I have often
been surprised to hear young Quakers talk of the folly and vanity of
pursuits, in which persons older than themselves were then embarking for
the purposes of pleasure, and which the same persons have afterwards
found to have been the pursuits of uneasiness and pain.
Let us stop for a while, just to look at the situation of some of those
young persons, who, in consequence of a different education, are
introduced to the pleasures of the world, as to those, which are to
constitute their happiness. We see them running eagerly first after this
object, then after that. One man says to himself "this will constitute
my pleasure." He follows it. He finds it vanity and vexation of spirit.
He says again "I have found my self deceived.
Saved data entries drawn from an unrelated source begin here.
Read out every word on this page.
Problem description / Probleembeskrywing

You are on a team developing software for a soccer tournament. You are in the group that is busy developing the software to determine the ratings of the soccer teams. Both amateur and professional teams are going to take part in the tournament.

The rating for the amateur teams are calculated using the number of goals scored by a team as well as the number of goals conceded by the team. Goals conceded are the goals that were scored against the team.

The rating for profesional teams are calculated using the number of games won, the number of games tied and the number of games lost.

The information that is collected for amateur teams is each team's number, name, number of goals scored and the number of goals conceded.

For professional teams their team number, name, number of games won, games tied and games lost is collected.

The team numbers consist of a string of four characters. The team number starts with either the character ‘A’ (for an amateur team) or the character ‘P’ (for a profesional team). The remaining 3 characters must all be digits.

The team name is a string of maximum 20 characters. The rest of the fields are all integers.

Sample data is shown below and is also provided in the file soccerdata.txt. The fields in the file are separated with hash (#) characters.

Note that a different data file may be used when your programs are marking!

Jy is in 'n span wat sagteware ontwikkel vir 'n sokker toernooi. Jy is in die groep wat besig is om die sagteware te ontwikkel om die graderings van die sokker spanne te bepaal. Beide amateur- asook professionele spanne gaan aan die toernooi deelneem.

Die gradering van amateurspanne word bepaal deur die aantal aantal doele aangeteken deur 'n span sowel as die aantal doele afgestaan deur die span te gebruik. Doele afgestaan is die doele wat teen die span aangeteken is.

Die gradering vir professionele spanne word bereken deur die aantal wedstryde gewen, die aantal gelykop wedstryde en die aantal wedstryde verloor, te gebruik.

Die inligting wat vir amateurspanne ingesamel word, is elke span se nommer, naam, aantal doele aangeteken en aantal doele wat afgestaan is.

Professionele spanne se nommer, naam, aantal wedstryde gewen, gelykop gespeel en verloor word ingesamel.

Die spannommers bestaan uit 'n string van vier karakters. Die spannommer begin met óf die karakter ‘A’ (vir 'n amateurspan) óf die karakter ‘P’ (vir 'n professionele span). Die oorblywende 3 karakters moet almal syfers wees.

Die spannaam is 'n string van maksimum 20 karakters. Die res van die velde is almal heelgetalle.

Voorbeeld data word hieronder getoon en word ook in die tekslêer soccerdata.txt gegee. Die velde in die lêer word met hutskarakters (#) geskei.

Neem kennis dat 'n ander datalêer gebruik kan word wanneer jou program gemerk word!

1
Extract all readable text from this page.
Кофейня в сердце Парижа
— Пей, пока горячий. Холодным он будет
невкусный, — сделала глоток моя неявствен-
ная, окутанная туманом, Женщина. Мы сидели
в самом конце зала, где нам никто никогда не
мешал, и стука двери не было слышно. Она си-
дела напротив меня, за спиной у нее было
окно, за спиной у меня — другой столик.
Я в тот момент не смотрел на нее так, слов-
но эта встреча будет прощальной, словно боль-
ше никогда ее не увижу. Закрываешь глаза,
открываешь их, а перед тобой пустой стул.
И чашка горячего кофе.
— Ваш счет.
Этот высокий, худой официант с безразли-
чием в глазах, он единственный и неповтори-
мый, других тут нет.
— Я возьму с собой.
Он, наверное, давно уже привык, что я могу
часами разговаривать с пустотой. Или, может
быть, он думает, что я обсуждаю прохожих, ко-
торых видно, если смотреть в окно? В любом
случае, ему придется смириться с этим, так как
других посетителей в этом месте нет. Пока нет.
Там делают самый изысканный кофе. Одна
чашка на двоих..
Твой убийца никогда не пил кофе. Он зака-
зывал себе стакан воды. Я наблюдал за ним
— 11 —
I now see my happiness in
other pleasures, and not in those where I fancied it." He follows these.
He becomes sickened. He finds the result different from his
expectations. He pursues pleasure, but pleasure is not there.
[14]"They are lost
In chase of fancied happiness, still woo'd,
And never won. Dream after dream ensues;
And still they dream, that they shall still succeed
And still are disappointed."
[Footnote 14: Cowper.]
Thus after having wasted a considerable portion of his time, he is
driven at last by positive experience into the truth of those maxims,
which philosophy and religion have established, and in the pursuit of
which alone he now sees that true happiness is to be found.